BrokerLoad and S3Load are commonly used methods for importing large volumes of data. Users can first upload data to HDFS or S3 and then use BrokerLoad and S3Load for parallel data imports. To speed up the import process, Doris uses multithreading to pull data from HDFS/S3 in parallel. This can put significant pressure on HDFS/S3, potentially causing instability for other jobs running on HDFS/S3.
You can use the remote I/O limitation feature of Workload Groups to limit the bandwidth used during the import process, thereby reducing the impact on other operations.
Test limit remote IO
Test env
1FE,1BE(16 cores, 64G), test data is clickbench,Before testing, the dataset needs to be uploaded to S3. To save time, we will upload only 10 million rows of data, and then use the TVF (Table-Valued Function) feature to query the data from S3.
Show schema info after upload.
DESC FUNCTION s3 (
"URI" = "https://bucketname/1kw.tsv",
"s3.access_key"= "ak",
"s3.secret_key" = "sk",
"format" = "csv",
"use_path_style"="true"
);
Test not limit remote IO
- Run query one by one.
// just scan, not return value.
set dry_run_query = true;
SELECT * FROM s3(
"URI" = "https://bucketname/1kw.tsv",
"s3.access_key"= "ak",
"s3.secret_key" = "sk",
"format" = "csv",
"use_path_style"="true"
);
- Show remote IO by system table,it’s about 837M/s, It should be noted that the actual I/O throughput here is significantly affected by the environment. If the machine hosting the BE has a low bandwidth connection to external storage, the actual throughput may be lower.
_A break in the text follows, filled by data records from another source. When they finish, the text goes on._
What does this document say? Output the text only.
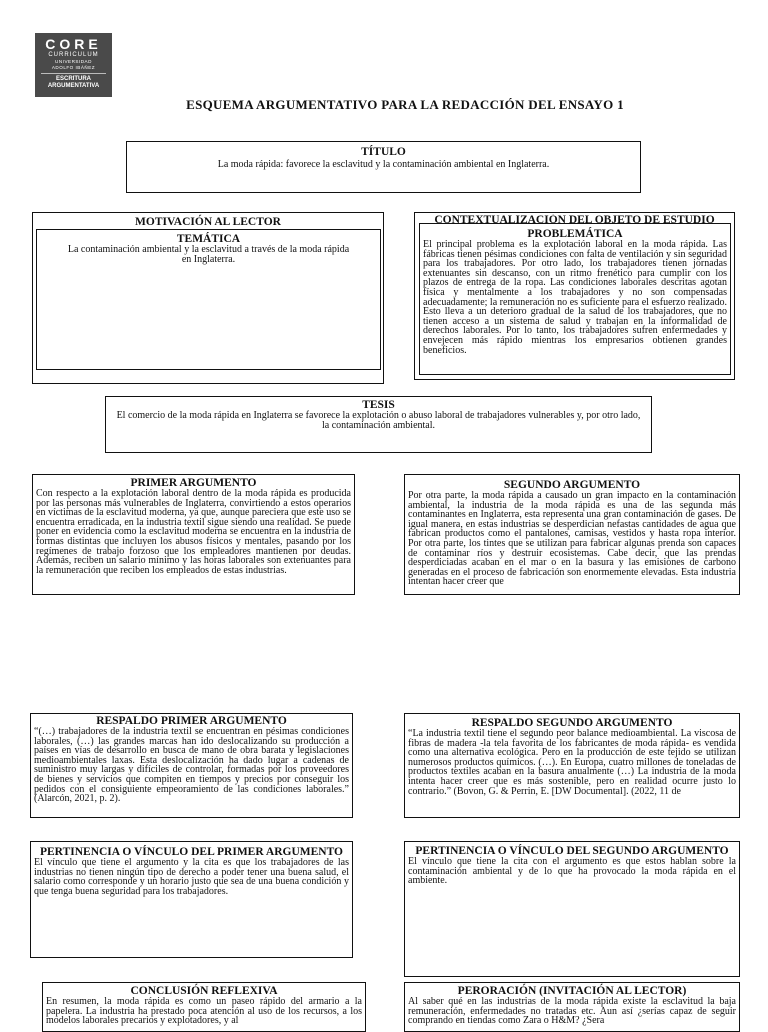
CORE
CURRICULUM
UNIVERSIDAD
ADOLFO IBÁÑEZ
ESCRITURA
ARGUMENTATIVA
ESQUEMA ARGUMENTATIVO PARA LA REDACCIÓN DEL ENSAYO 1
TÍTULO
La moda rápida: favorece la esclavitud y la contaminación ambiental en Inglaterra.
MOTIVACIÓN AL LECTOR
TEMÁTICA
La contaminación ambiental y la esclavitud a través de la moda rápida en Inglaterra.
CONTEXTUALIZACIÓN DEL OBJETO DE ESTUDIO
PROBLEMÁTICA
El principal problema es la explotación laboral en la moda rápida. Las fábricas tienen pésimas condiciones con falta de ventilación y sin seguridad para los trabajadores. Por otro lado, los trabajadores tienen jornadas extenuantes sin descanso, con un ritmo frenético para cumplir con los plazos de entrega de la ropa. Las condiciones laborales descritas agotan física y mentalmente a los trabajadores y no son compensadas adecuadamente; la remuneración no es suficiente para el esfuerzo realizado. Esto lleva a un deterioro gradual de la salud de los trabajadores, que no tienen acceso a un sistema de salud y trabajan en la informalidad de derechos laborales. Por lo tanto, los trabajadores sufren enfermedades y envejecen más rápido mientras los empresarios obtienen grandes beneficios.
TESIS
El comercio de la moda rápida en Inglaterra se favorece la explotación o abuso laboral de trabajadores vulnerables y, por otro lado, la contaminación ambiental.
PRIMER ARGUMENTO
Con respecto a la explotación laboral dentro de la moda rápida es producida por las personas más vulnerables de Inglaterra, convirtiendo a estos operarios en víctimas de la esclavitud moderna, ya que, aunque pareciera que este uso se encuentra erradicada, en la industria textil sigue siendo una realidad. Se puede poner en evidencia como la esclavitud moderna se encuentra en la industria de formas distintas que incluyen los abusos físicos y mentales, pasando por los regímenes de trabajo forzoso que los empleadores mantienen por deudas. Además, reciben un salario mínimo y las horas laborales son extenuantes para la remuneración que reciben los empleados de estas industrias.
SEGUNDO ARGUMENTO
Por otra parte, la moda rápida a causado un gran impacto en la contaminación ambiental, la industria de la moda rápida es una de las segunda más contaminantes en Inglaterra, esta representa una gran contaminación de gases. De igual manera, en estas industrias se desperdician nefastas cantidades de agua que fabrican productos como el pantalones, camisas, vestidos y hasta ropa interior. Por otra parte, los tintes que se utilizan para fabricar algunas prenda son capaces de contaminar ríos y destruir ecosistemas. Cabe decir, que las prendas desperdiciadas acaban en el mar o en la basura y las emisiones de carbono generadas en el proceso de fabricación son enormemente elevadas. Esta industria intentan hacer creer que
RESPALDO PRIMER ARGUMENTO
“(…) trabajadores de la industria textil se encuentran en pésimas condiciones laborales, (…) las grandes marcas han ido deslocalizando su producción a países en vías de desarrollo en busca de mano de obra barata y legislaciones medioambientales laxas. Esta deslocalización ha dado lugar a cadenas de suministro muy largas y difíciles de controlar, formadas por los proveedores de bienes y servicios que compiten en tiempos y precios por conseguir los pedidos con el consiguiente empeoramiento de las condiciones laborales.” (Alarcón, 2021, p. 2).
RESPALDO SEGUNDO ARGUMENTO
“La industria textil tiene el segundo peor balance medioambiental. La viscosa de fibras de madera -la tela favorita de los fabricantes de moda rápida- es vendida como una alternativa ecológica. Pero en la producción de este tejido se utilizan numerosos productos químicos. (…). En Europa, cuatro millones de toneladas de productos textiles acaban en la basura anualmente (…) La industria de la moda intenta hacer creer que es más sostenible, pero en realidad ocurre justo lo contrario.” (Bovon, G. & Perrin, E. [DW Documental]. (2022, 11 de
PERTINENCIA O VÍNCULO DEL PRIMER ARGUMENTO
El vínculo que tiene el argumento y la cita es que los trabajadores de las industrias no tienen ningún tipo de derecho a poder tener una buena salud, el salario como corresponde y un horario justo que sea de una buena condición y que tenga buena seguridad para los trabajadores.
PERTINENCIA O VÍNCULO DEL SEGUNDO ARGUMENTO
El vínculo que tiene la cita con el argumento es que estos hablan sobre la contaminación ambiental y de lo que ha provocado la moda rápida en el ambiente.
CONCLUSIÓN REFLEXIVA
En resumen, la moda rápida es como un paseo rápido del armario a la papelera. La industria ha prestado poca atención al uso de los recursos, a los modelos laborales precarios y explotadores, y al
PERORACIÓN (INVITACIÓN AL LECTOR)
Al saber qué en las industrias de la moda rápida existe la esclavitud la baja remuneración, enfermedades no tratadas etc. Aun así ¿serías capaz de seguir comprando en tiendas como Zara o H&M? ¿Sera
MySQL [(none)]> select cast(REMOTE_SCAN_BYTES_PER_SECOND/1024/1024 as int) as read_mb from information_schema.workload_group_resource_usage;
+---------+
| read_mb |
+---------+
| 837 |
+---------+
1 row in set (0.104 sec)
MySQL [(none)]> select cast(REMOTE_SCAN_BYTES_PER_SECOND/1024/1024 as int) as read_mb from information_schema.workload_group_resource_usage;
+---------+
| read_mb |
+---------+
| 867 |
+---------+
1 row in set (0.070 sec)
MySQL [(none)]> select cast(REMOTE_SCAN_BYTES_PER_SECOND/1024/1024 as int) as read_mb from information_schema.workload_group_resource_usage;
+---------+
| read_mb |
+---------+
| 867 |
+---------+
1 row in set (0.186 sec)
- Using sar(sar -n DEV 1 3600) to show network bandwidth of the machine, the max value is about 1033M/s.The first column of the output is the number of bytes received per second by a certain network card of the current machine, in KB per second.
Test limit remote IO
- Alter workload group.
alter workload group normal properties('remote_read_bytes_per_second'='104857600');
- Run query one by one.
// just scan not return.
set dry_run_query = true;
SELECT * FROM s3(
"URI" = "https://bucketname/1kw.tsv",
"s3.access_key"= "ak",
"s3.secret_key" = "sk",
"format" = "csv",
"use_path_style"="true"
);
- Use the system table to check the current remote read I/O throughput. At this moment, the I/O throughput is around 100M, with some fluctuation. This fluctuation is influenced by the current algorithm design and typically includes a peak, but it does not last long and is considered normal.
MySQL [(none)]> select cast(REMOTE_SCAN_BYTES_PER_SECOND/1024/1024 as int) as read_mb from information_schema.workload_group_resource_usage;
+---------+
| read_mb |
+---------+
| 56 |
+---------+
1 row in set (0.010 sec)
MySQL [(none)]> select cast(REMOTE_SCAN_BYTES_PER_SECOND/1024/1024 as int) as read_mb from information_schema.workload_group_resource_usage;
+---------+
| read_mb |
+---------+
| 131 |
+---------+
1 row in set (0.009 sec)
MySQL [(none)]> select cast(REMOTE_SCAN_BYTES_PER_SECOND/1024/1024 as int) as read_mb from information_schema.workload_group_resource_usage;
+---------+
| read_mb |
+---------+
| 111 |
+---------+
1 row in set (0.009 sec)
- Using sar(sar -n DEV 1 3600) to show network bandwidth, the max IO is about 207M, This indicates that remote limit IO works. However, since the sar command shows machine-level traffic, the values may be higher than those reported by Doris.